La partie graphique est très satisfaisante. Gibrat évolue dans un registre réaliste. Il applique la technique de la couleur directe. Chaque protagoniste a sa physionomie propre. Soulignons le soin et le sens du détail (les vêtements, le bleu de la barbe, les objets du quotidien, les meubles, les véhicules, les bâtiments, etc.). Cela traduit l'effort de recherche. Les dents ne sont pas toujours découpées avec précision et sont souvent figurées par des espaces blancs. Le choix des tons est parfait.

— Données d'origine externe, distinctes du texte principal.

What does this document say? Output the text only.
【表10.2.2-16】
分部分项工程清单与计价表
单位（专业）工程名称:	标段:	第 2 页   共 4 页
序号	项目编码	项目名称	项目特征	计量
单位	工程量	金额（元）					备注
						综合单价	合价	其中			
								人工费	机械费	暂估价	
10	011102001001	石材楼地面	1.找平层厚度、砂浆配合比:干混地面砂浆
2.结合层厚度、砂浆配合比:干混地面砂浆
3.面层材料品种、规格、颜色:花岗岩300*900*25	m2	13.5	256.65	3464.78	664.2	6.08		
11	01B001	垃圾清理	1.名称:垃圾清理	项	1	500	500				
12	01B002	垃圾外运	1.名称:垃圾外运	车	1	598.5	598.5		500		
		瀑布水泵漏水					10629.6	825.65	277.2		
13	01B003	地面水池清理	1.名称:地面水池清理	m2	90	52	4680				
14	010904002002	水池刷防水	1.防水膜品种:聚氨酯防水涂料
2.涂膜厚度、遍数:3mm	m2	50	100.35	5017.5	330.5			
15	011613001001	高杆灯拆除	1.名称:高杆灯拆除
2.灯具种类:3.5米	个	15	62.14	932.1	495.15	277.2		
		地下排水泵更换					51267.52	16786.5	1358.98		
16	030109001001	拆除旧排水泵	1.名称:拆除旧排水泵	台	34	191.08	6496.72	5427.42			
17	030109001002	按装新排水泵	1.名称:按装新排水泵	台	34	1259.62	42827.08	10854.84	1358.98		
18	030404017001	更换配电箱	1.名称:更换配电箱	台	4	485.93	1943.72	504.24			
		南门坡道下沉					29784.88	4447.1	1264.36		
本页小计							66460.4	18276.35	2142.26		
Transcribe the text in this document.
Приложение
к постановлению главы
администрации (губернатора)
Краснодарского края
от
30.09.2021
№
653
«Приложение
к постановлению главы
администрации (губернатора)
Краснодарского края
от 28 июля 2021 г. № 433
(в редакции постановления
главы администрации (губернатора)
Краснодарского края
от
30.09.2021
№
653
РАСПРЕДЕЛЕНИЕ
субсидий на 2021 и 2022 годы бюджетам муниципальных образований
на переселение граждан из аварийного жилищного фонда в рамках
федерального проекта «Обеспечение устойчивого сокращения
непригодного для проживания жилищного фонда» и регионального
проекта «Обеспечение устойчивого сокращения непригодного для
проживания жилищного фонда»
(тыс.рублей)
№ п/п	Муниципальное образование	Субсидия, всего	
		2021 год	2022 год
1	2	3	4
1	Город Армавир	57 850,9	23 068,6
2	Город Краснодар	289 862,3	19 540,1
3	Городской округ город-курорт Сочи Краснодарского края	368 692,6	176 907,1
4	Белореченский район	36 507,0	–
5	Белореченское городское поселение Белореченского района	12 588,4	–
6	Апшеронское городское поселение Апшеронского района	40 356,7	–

Cet étonnant premier tome évoque une émouvante tranche de vie dans la France occupée, et présente une chronique surprenante, bien loin - pour l'instant - des actes héroïques des résistants et des crimes des collaborateurs. Cela ne devrait pas durer.
Mon verdict : ★★★★★
Barbüz
Très bel article qui me donne une forte envie, car j'avais offert ce diptyque à mon épouse qui ne l'a jamais lu. Il me tend les bras depuis des années.
RépondreSupprimerLes dents ne sont pas toujours découpées : une remarque que je me suis déjà faite. Cela passe bien dans des dessins humoristiques, en revanche je ne comprends pas ce choix graphique dans une narration visuelle réaliste.
Merci du compliment !
SupprimerTiens, toi aussi, tu offres donc des bandes dessinées à tous tes proches !...
Je vais attaquer le second tome dans la foulée.